A review of the instant Petition demonstrates that Petitioner again seeks federal habeas relief concerning the same 2017 conviction and sentence. Pet. at 2. Neither the Petition itself nor the records of the Ninth Circuit establish that the Ninth Circuit has authorized Petitioner to bring a successive petition in this Court.
II. DISCUSSION
The United States Supreme Court has explained:
The Antiterrorism and Effective Death Penalty Act of 1996 (AEDPA) established a stringent set of procedures that a prisoner “in custody pursuant to the judgment of a State court,” 28 U.S.C. § 2254(a), must follow if he wishes to file a “second or successive” habeas corpus application challenging that custody, § 2244(b)(1). In pertinent part, before filing the application in the district court, a prisoner “shall move in the appropriate court of appeals for an order authorizing the district court to consider the application.” § 2244(b)(3)(A). A three-judge panel of the court of appeals may authorize the filing of the second or successive application only if it presents a claim not previously raised that satisfies one of the two grounds articulated in § 2244(b)(2). § 2244(b)(3)(C); Gonzalez v. Crosby, 545 U.S. 524, 529-530, 125 S.Ct. 2641, 162 L.Ed.2d 480 (2005); see also Felker v. Turpin, 518 U.S. 651, 656-657, 664, 116 S.Ct. 2333, 135 L.Ed.2d 827 (1996).Burton v. Stewart, 549 U.S. 147, 152-53, 127 S.Ct. 793, 166 L.Ed.2d 628 (2007).
The Court finds that Petitioner's present Petition is clearly a “second or successive” habeas petition. Moreover, the Petition and records of the Ninth Circuit establish that Petitioner has not been granted authorization by the Ninth Circuit to file a successive petition to raise his claims.
For these reasons, the Court finds that it lacks jurisdiction to consider the Petition. Therefore, the reference to the Magistrate Judge is vacated and the Petition is dismissed for lack of jurisdiction. See Burton, 549 U.S. at 152-53. The Clerk is directed to enter judgment dismissing the Petition.
III. CERTIFICATE OF APPEALABILITY
Under AEDPA, a state habeas petitioner seeking to appeal a district court's final order in a habeas corpus proceeding must obtain a Certificate of Appealability (“COA”) from the district judge or a circuit judge. 28 U.S.C. § 2253(c)(1)(A).
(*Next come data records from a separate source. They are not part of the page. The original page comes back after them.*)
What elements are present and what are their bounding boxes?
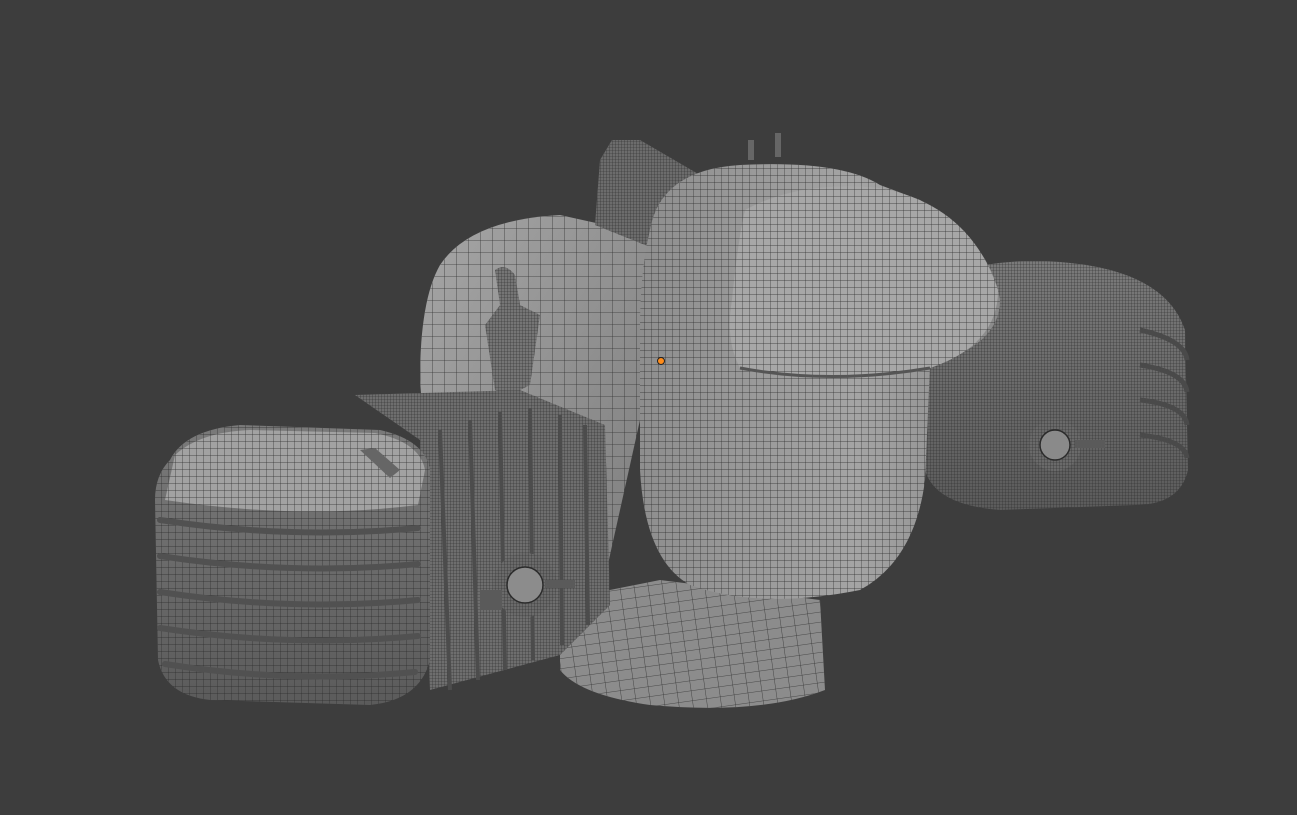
object-origin[interactable] <box>657 357 665 365</box>
left-cylinder[interactable] <box>155 390 610 705</box>
viewport-canvas[interactable] <box>0 0 1297 815</box>
3d-viewport[interactable] <box>0 0 1297 815</box>
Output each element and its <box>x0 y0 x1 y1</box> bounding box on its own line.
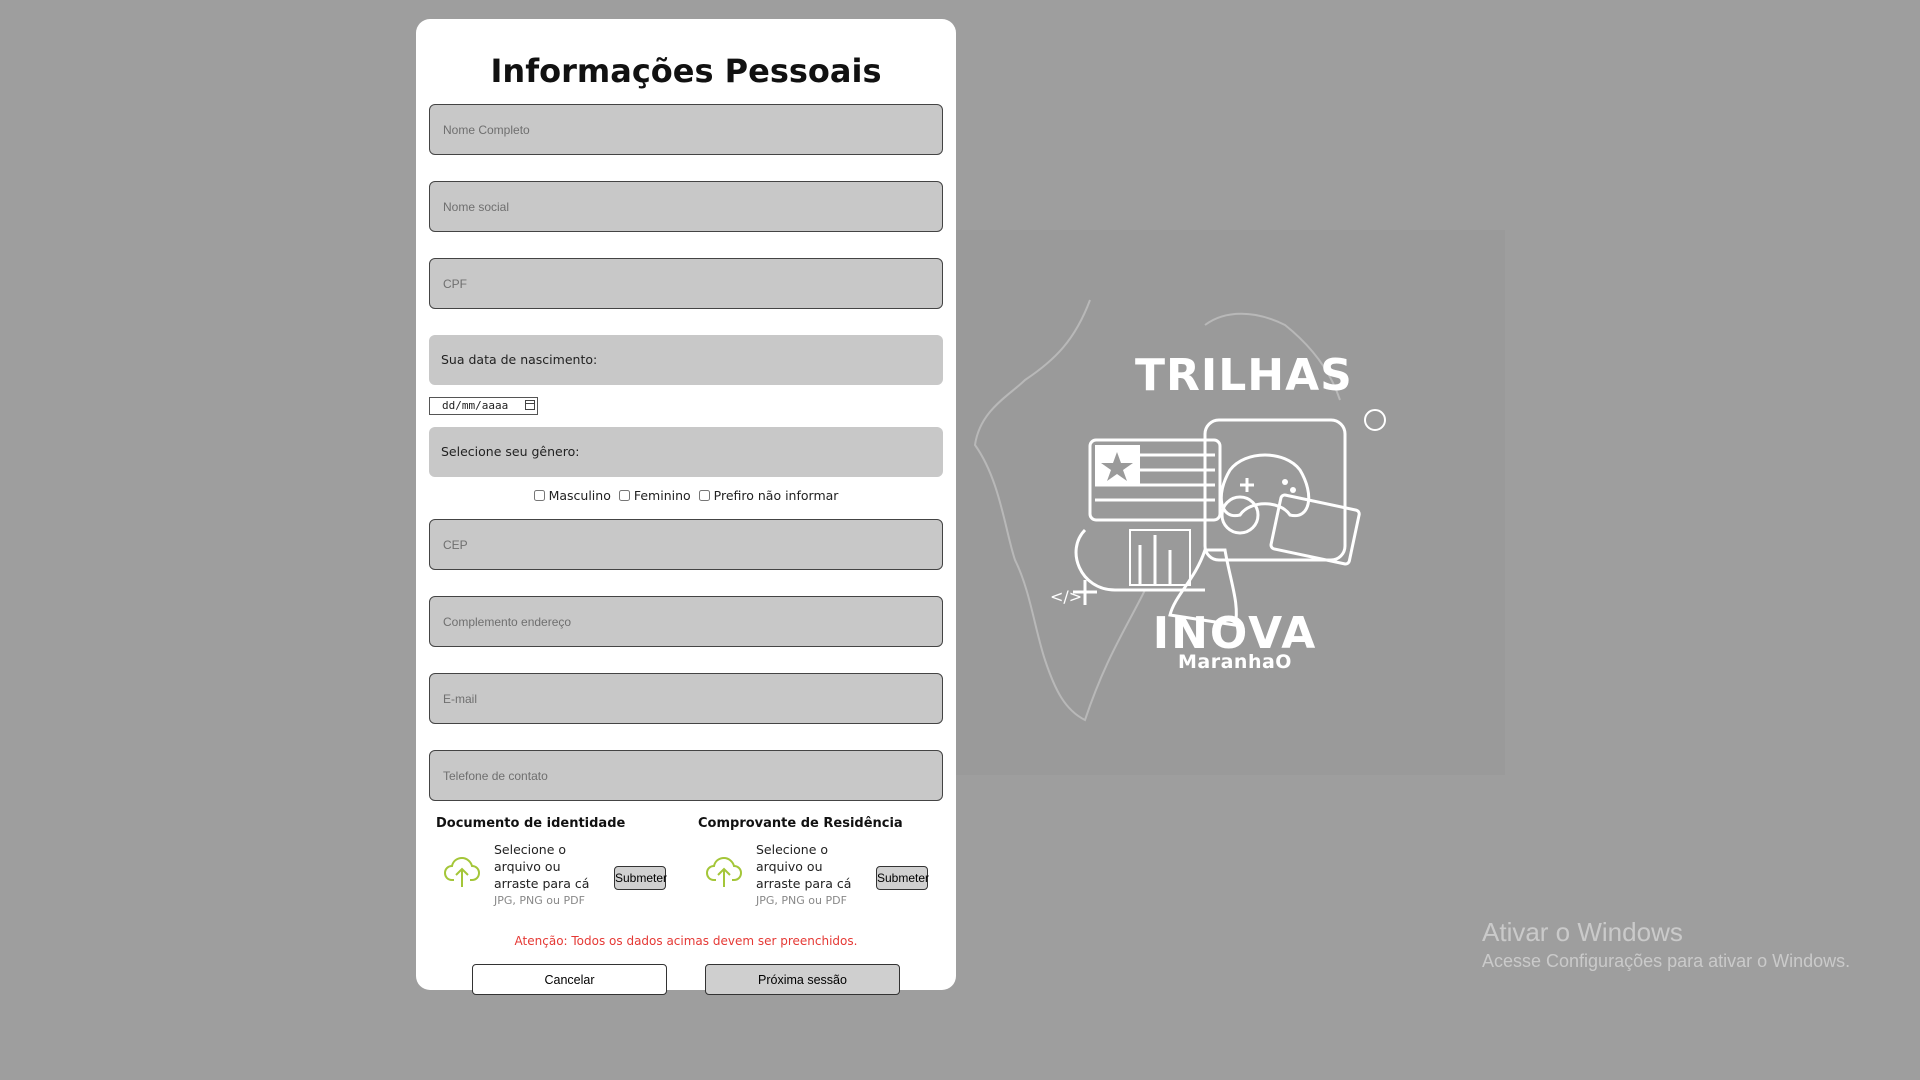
cloud-upload-icon <box>444 856 480 887</box>
calendar-icon[interactable] <box>525 400 535 410</box>
gender-undisclosed-checkbox[interactable] <box>698 490 710 501</box>
cep-input[interactable] <box>429 519 943 570</box>
svg-text:</>: </> <box>1050 587 1082 606</box>
gender-option-male[interactable]: Masculino <box>533 488 611 503</box>
gender-male-label: Masculino <box>548 488 611 503</box>
upload-text: Selecione o arquivo ou arraste para cá <box>494 842 590 891</box>
date-placeholder: dd/mm/aaaa <box>442 399 509 412</box>
upload-file-types: JPG, PNG ou PDF <box>756 894 847 907</box>
upload-instructions: Selecione o arquivo ou arraste para cá J… <box>756 841 866 909</box>
gender-female-checkbox[interactable] <box>618 490 630 501</box>
upload-instructions: Selecione o arquivo ou arraste para cá J… <box>494 841 604 909</box>
upload-file-types: JPG, PNG ou PDF <box>494 894 585 907</box>
windows-activation-watermark: Ativar o Windows Acesse Configurações pa… <box>1482 916 1850 974</box>
identity-document-upload: Documento de identidade Selecione o arqu… <box>436 816 686 907</box>
submit-identity-button[interactable]: Submeter <box>614 866 667 890</box>
upload-dropzone[interactable]: Selecione o arquivo ou arraste para cá J… <box>698 841 948 907</box>
address-complement-input[interactable] <box>429 596 943 647</box>
cloud-upload-icon <box>706 856 742 887</box>
background-illustration: </> <box>955 230 1505 775</box>
required-fields-warning: Atenção: Todos os dados acimas devem ser… <box>514 934 858 948</box>
gender-options: Masculino Feminino Prefiro não informar <box>416 488 956 503</box>
cancel-button[interactable]: Cancelar <box>472 964 667 995</box>
brand-trilhas-text: TRILHAS <box>1135 350 1353 401</box>
maranhao-map-outline-icon: </> <box>973 299 1386 722</box>
upload-dropzone[interactable]: Selecione o arquivo ou arraste para cá J… <box>436 841 686 907</box>
next-section-button[interactable]: Próxima sessão <box>705 964 900 995</box>
email-input[interactable] <box>429 673 943 724</box>
gender-female-label: Feminino <box>633 488 691 503</box>
gender-male-checkbox[interactable] <box>533 490 545 501</box>
personal-info-form: Informações Pessoais Sua data de nascime… <box>416 19 956 995</box>
gender-option-undisclosed[interactable]: Prefiro não informar <box>698 488 839 503</box>
birth-date-input[interactable]: dd/mm/aaaa <box>429 397 538 415</box>
upload-title: Documento de identidade <box>436 816 626 831</box>
birth-date-label: Sua data de nascimento: <box>429 335 943 385</box>
upload-text: Selecione o arquivo ou arraste para cá <box>756 842 852 891</box>
watermark-title: Ativar o Windows <box>1482 917 1683 947</box>
submit-residence-button[interactable]: Submeter <box>876 866 929 890</box>
form-title: Informações Pessoais <box>490 52 882 90</box>
watermark-subtitle: Acesse Configurações para ativar o Windo… <box>1482 951 1851 971</box>
upload-title: Comprovante de Residência <box>698 816 903 831</box>
gender-undisclosed-label: Prefiro não informar <box>713 488 839 503</box>
full-name-input[interactable] <box>429 104 943 155</box>
phone-input[interactable] <box>429 750 943 801</box>
cpf-input[interactable] <box>429 258 943 309</box>
brand-inova-text: INOVA <box>1152 608 1318 659</box>
gender-option-female[interactable]: Feminino <box>618 488 691 503</box>
gender-label: Selecione seu gênero: <box>429 427 943 477</box>
residence-proof-upload: Comprovante de Residência Selecione o ar… <box>698 816 948 907</box>
social-name-input[interactable] <box>429 181 943 232</box>
brand-maranhao-text: MaranhaO <box>1178 651 1292 673</box>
A COA may issue “only if the applicant has made a substantial showing of the denial of a constitutional right.” 28 U.S.C. § 2253(c)(2). “A petitioner satisfies this standard by demonstrating that jurists of reason could disagree with the district court's resolution of his constitutional claims or that jurists could conclude the issues presented are adequate to deserve encouragement to proceed further.” Miller-El v. Cockrell, 537 U.S. 322, 327, 123 S.Ct. 1029, 154 L.Ed.2d 931 (2003).
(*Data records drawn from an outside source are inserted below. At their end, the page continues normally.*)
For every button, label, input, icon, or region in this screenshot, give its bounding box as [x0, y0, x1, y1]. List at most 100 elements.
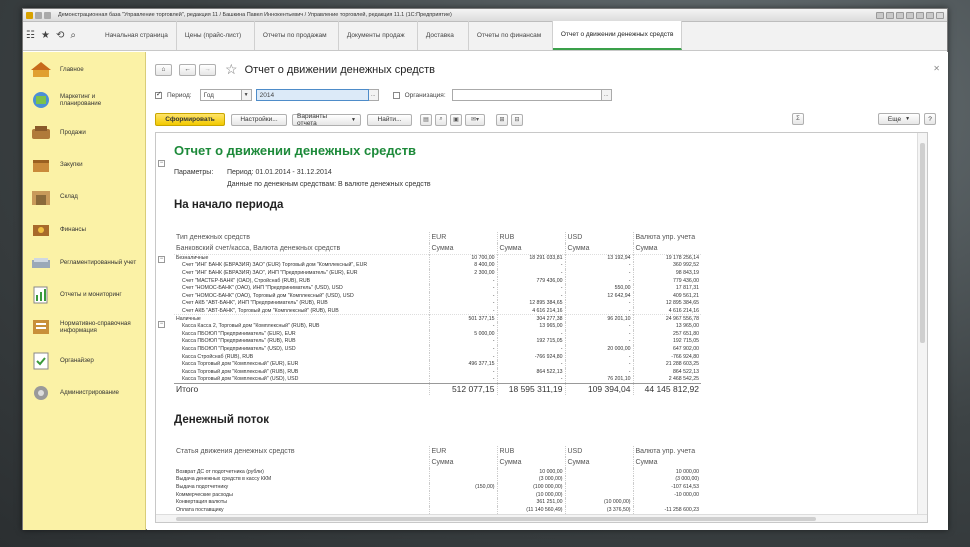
chevron-down-icon: ▼ [243, 92, 249, 98]
report-variants-button[interactable]: Варианты отчета ▼ [292, 113, 361, 127]
sidebar-item-accounting[interactable]: Регламентированный учет [31, 254, 136, 272]
sidebar-item-finance[interactable]: Финансы [31, 221, 86, 239]
organization-checkbox[interactable] [392, 91, 400, 99]
period-value-field[interactable]: 2014 [255, 89, 369, 101]
sidebar-item-label: Финансы [60, 226, 86, 234]
preview-icon[interactable]: ⌕ [435, 113, 447, 126]
table-cell: Сумма [496, 243, 565, 254]
table-cell: - [496, 360, 565, 368]
sidebar-item-marketing[interactable]: Маркетинг и планирование [31, 91, 130, 109]
sidebar-item-label: Склад [60, 193, 78, 201]
collapse-group-icon[interactable]: − [158, 321, 165, 328]
history-icon[interactable]: ⟲ [56, 30, 64, 41]
table-cell: Счет АКБ "АВТ-БАНК", Торговый дом "Компл… [182, 307, 339, 314]
sidebar-item-sales[interactable]: Продажи [31, 124, 86, 142]
collapse-group-icon[interactable]: − [158, 256, 165, 263]
grid-menu-icon[interactable]: ☷ [26, 30, 35, 41]
main-content: ⌂ ← → ☆ Отчет о движении денежных средст… [147, 52, 948, 530]
expand-icon[interactable]: ⊞ [496, 113, 508, 126]
table-cell: 496 377,15 [428, 360, 497, 368]
more-button[interactable]: Еще ▼ [878, 113, 920, 125]
tab-cash-flow-report[interactable]: Отчет о движении денежных средств [552, 21, 683, 50]
minimize-icon[interactable] [916, 11, 924, 19]
favorite-star-icon[interactable]: ☆ [225, 61, 238, 78]
calculator-icon[interactable] [906, 11, 914, 19]
table-cell: - [496, 329, 565, 338]
table-cell: 17 817,31 [632, 284, 701, 292]
save-icon[interactable] [876, 11, 884, 19]
forward-button[interactable]: → [199, 63, 216, 76]
tab-price-list[interactable]: Цены (прайс-лист) [177, 21, 255, 50]
calendar-icon[interactable] [896, 11, 904, 19]
back-button[interactable]: ← [179, 63, 196, 76]
ellipsis-icon: … [603, 92, 609, 98]
tab-sales-reports[interactable]: Отчеты по продажам [255, 21, 339, 50]
table-cell: - [428, 352, 497, 361]
table-cell: -107 614,53 [632, 483, 701, 491]
period-checkbox[interactable] [155, 90, 162, 99]
table-row: Оплата поставщику (11 140 560,49) (3 376,5… [174, 505, 701, 514]
sidebar-item-warehouse[interactable]: Склад [31, 188, 78, 206]
email-icon[interactable]: ✉▾ [465, 113, 485, 126]
settings-button[interactable]: Настройки... [231, 113, 287, 126]
table-row: Выдача подотчетнику (150,00) (100 000,00) -… [174, 483, 701, 491]
tab-finance-reports[interactable]: Отчеты по финансам [469, 21, 553, 50]
table-cell: 8 400,00 [428, 261, 497, 270]
search-icon[interactable]: ⌕ [70, 30, 76, 41]
maximize-icon[interactable] [926, 11, 934, 19]
help-button[interactable]: ? [924, 113, 936, 125]
tab-home[interactable]: Начальная страница [97, 21, 177, 50]
table-cell [174, 457, 429, 468]
sidebar-item-organizer[interactable]: Органайзер [31, 352, 94, 370]
table-cell: - [564, 367, 633, 376]
organization-field[interactable] [451, 89, 602, 101]
period-type-dropdown[interactable]: ▼ [241, 89, 252, 101]
forward-icon[interactable] [44, 11, 51, 19]
sidebar-item-purchases[interactable]: Закупки [31, 156, 83, 174]
sidebar-item-admin[interactable]: Администрирование [31, 384, 119, 402]
table-row: Касса ПБОЮЛ "Предприниматель" (USD), USD… [174, 345, 701, 353]
generate-button[interactable]: Сформировать [155, 113, 225, 126]
scrollbar-thumb[interactable] [176, 517, 816, 521]
table-cell: USD [564, 232, 633, 243]
organization-select-button[interactable]: … [601, 89, 612, 101]
sidebar-item-label: Регламентированный учет [60, 259, 137, 267]
table-cell: 24 967 556,78 [632, 314, 701, 323]
back-icon[interactable] [35, 11, 42, 19]
print-icon[interactable] [886, 11, 894, 19]
tab-delivery[interactable]: Доставка [418, 21, 469, 50]
table-cell: -10 000,00 [632, 490, 701, 499]
vertical-scrollbar[interactable] [917, 133, 927, 522]
sidebar-item-main[interactable]: Главное [31, 61, 84, 79]
home-button[interactable]: ⌂ [155, 63, 172, 76]
table-cell: Безналичные [174, 253, 429, 262]
table-cell: Валюта упр. учета [632, 232, 701, 243]
table-cell: - [496, 261, 565, 270]
table-cell: -766 924,80 [632, 352, 701, 361]
print-icon[interactable]: ▤ [420, 113, 432, 126]
collapse-icon[interactable]: ⊟ [511, 113, 523, 126]
period-select-button[interactable]: … [368, 89, 379, 101]
period-type-field[interactable]: Год [199, 89, 242, 101]
table-cell: 13 965,00 [496, 322, 565, 330]
table-cell: - [428, 291, 497, 300]
table-cell: - [564, 337, 633, 346]
sidebar-item-reports[interactable]: Отчеты и мониторинг [31, 286, 122, 304]
table-cell: Сумма [428, 243, 497, 254]
favorites-icon[interactable]: ★ [41, 30, 50, 41]
table-cell: 12 895 384,65 [496, 299, 565, 308]
report-area[interactable]: − Отчет о движении денежных средств Пара… [155, 132, 928, 523]
find-button[interactable]: Найти... [367, 113, 412, 126]
table-cell: - [496, 284, 565, 292]
close-icon[interactable] [936, 11, 944, 19]
tab-sales-documents[interactable]: Документы продаж [339, 21, 418, 50]
table-cell: - [428, 322, 497, 330]
table-cell: Касса Торговый дом "Комплексный" (RUB), … [182, 368, 299, 375]
scrollbar-thumb[interactable] [920, 143, 925, 343]
close-form-icon[interactable]: ✕ [933, 64, 940, 73]
sum-icon[interactable]: Σ [792, 113, 804, 125]
horizontal-scrollbar[interactable] [156, 514, 927, 522]
sidebar-item-reference[interactable]: Нормативно-справочная информация [31, 318, 138, 336]
save-icon[interactable]: ▣ [450, 113, 462, 126]
collapse-group-icon[interactable]: − [158, 160, 165, 167]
When the Court dismisses a petition on procedural grounds, it must issue a COA if the petitioner shows: (1) “that jurists of reason would find it debatable whether the petition states a valid claim of the denial of a constitutional right”; and (2) “that jurists of reason would find it debatable whether the district court was correct in its procedural ruling.” Slack v. McDaniel, 529 U.S. 473, 478, 120 S.Ct. 1595, 146 L.Ed.2d 542 (2000).
Here, the Court is dismissing the Petition without prejudice because it is a successive petition without proper authorization from the Ninth Circuit. Since the Petition is patently a successive petition, Petitioner cannot make the requisite showing that jurists of reason would find it debatable whether the district court was correct in its procedural ruling.
IV. ORDER
Based on the foregoing, IT IS ORDERED THAT:
1. The Petition is DISMISSED without prejudice for lack of jurisdiction; and
2. A Certificate of Appealability is DENIED.